Saturday, April 05, 2014

Windows of the Soul

It's been in the eyes of our eighth graders for at least six weeks now.  It's becoming harder and harder to ignore in any high school or college seniors we know.  I can't say I've seen it in the kindergartners, but I know it's there in all fourth-year seminarians:  short-timer syndrome.
Tall and winsome as he is, Deacon Corey Krengiel is "so short he could dangle his feet off a dime," as my active-duty military coworkers would have said it back in the day.  An assignment here he began last September right after Labor Day is already completed.  He has a few more weeks of classes, a good-sized vacation at Easter, and a few exams.  Then he will give his ivory Oldsmobile her head and let her take him home to Illinois.  There, on Saturday May 24, God willing, Bishop Jenky of Peoria will ordain him Priest along with three other men who have been his classmates at Mount Saint Mary's Seminary. 
He got his completed evaluation from me months ago, and his review by the seminary faculty and even his Call to Orders are both submitted.  Nonetheless, he has continued showing up here, bringing his service and his homilies for the past weeks - every weekend in March, and Confirmation on top of that.  So he has been a big help to me despite the fact that he would probably much rather be planning his ordination or daydreaming about his first Mass.
But I could see it in his eyes.  He is ready to move on.  Indeed, he should be.  There's a saying in the clergy world that your worst day as a priest is better than your best day as a seminarian, and there is something to that.    But as he enters the priestly ministry to which Jesus called him, he will take a bit of all of you with him.  You helped him uncover and hone that identity that ordination will unite with Christ the High Priest. 

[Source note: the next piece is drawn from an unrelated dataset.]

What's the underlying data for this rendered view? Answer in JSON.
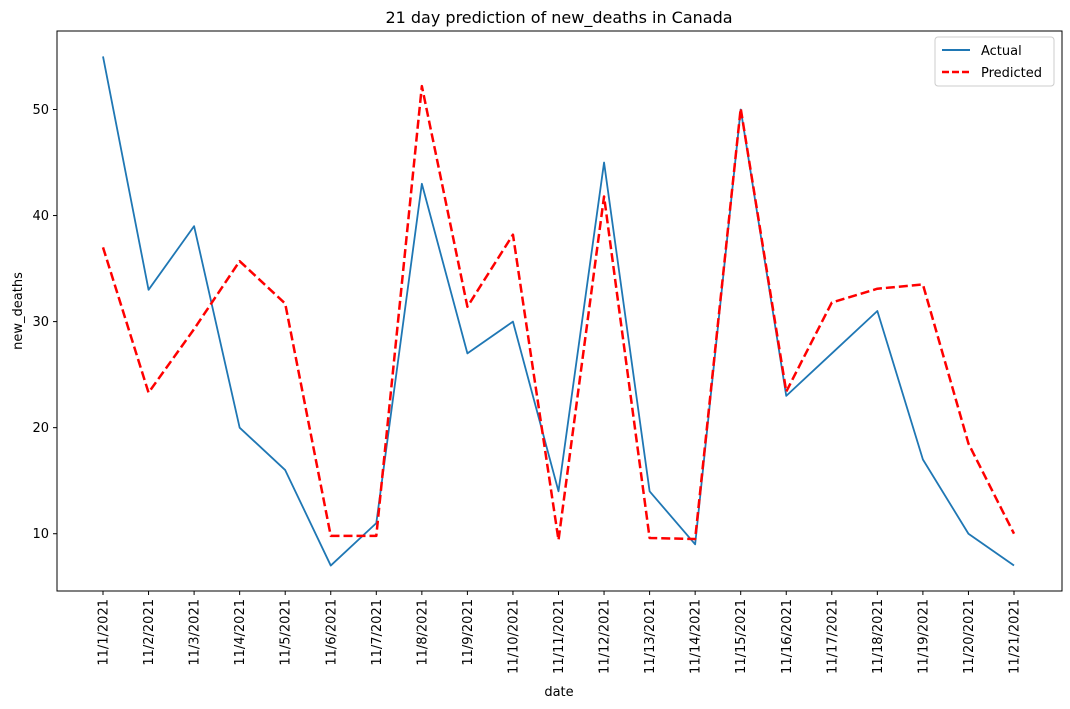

This is Deacon Krengiel’s last weekend.  Over in the rectory, we’ll be feeding him as well as we can as “food for the journey.”  Please take the time today to seek him out, thank him for whatever was your favorite thing about his time here.  Promise him your prayers, especially on the weekend of his ordination.
Speaking of a look in the eyes, all of us, every human being in this parish and possibly all of Washington, went absolutely wild-eyed when we beheld, once again, snow last Sunday afternoon.  Unpredicted and improbable, it came despite Father McCabe’s assurance that a generous donation to the Winter Expenses collection would guarantee no more of the sloppy white stuff this year.  For many folks, it was the last straw.  I heard a vast, collective primal scream ringing from the houses and alleyways as I made my way home for exposition, adoration, and benediction.
That impudent outburst of a fading winter was no indication that there is a failure of fidelity in this parish.  The preliminary numbers on the special collection are quite good – more than half of the $15K by which our snow-removal costs exceeded budget.  I am confident we will get a huge boost when we add to that amount follow-ups from folks who weren’t here or weren’t ready, and whatever comes in through Faith Direct, which is how many of our most consistent givers make their offerings.  So, thank you all.
But it’s April at last, and at long last the air has a different fragrance.  Winter wouldn’t dare do the unspeakable to us again now.  We are done.  You can see it in our eyes.